I do think this is a very minor concern, but it might be worth considering how this will be communicated to users.

h-joo commented 2 months ago

I do have a very small concern about the user experience. We're only addressing a subset of unreachable code: that which is only unreachable due to typing. There is also code that the Python compiler knows is unreachable --- trivially, things like if False: or if True: return --- which pytype will never see because the compiler never generates the unreachable bytecode.

Say there's some function like:

def trivially_unreachable():
  if True:
    return
  "str" + 1

If the user knows that pytype looks for type errors in unreachable code, but doesn't know the compiler elides unreachable code, they'll be confused why pytype isn't raising a type error.

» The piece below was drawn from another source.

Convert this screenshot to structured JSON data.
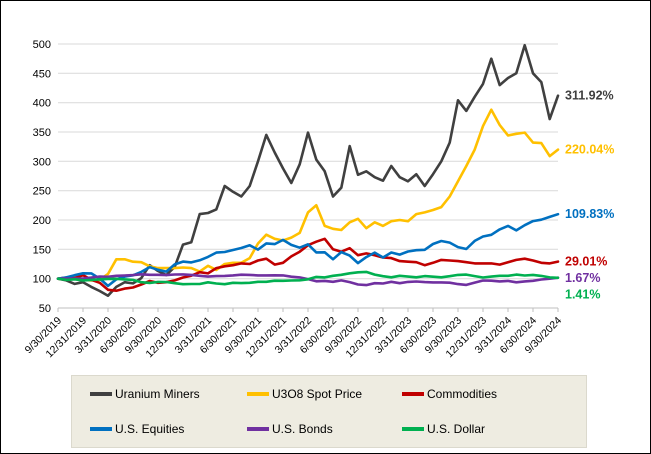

If they don't know that pytype looks at unreachable code, they'll be confused when they change the if statement and pytype suddenly starts complaining about the type error.

I do think this is a very minor concern, but it might be worth considering how this will be communicated to users.

I actually didn't know that. My quickest solution may be looking at the source code of which the bytecode on certain lines were not generated to detect these cases, but I don't think I like it. And I've heard from somebody (maybe from Thomas or Sergei) that pytype does also look at the AST to fix up the misalignment in the source location of bytecode and its corresponding source code sometimes. Maybe the fact that pytype does it makes this quick solution not viable?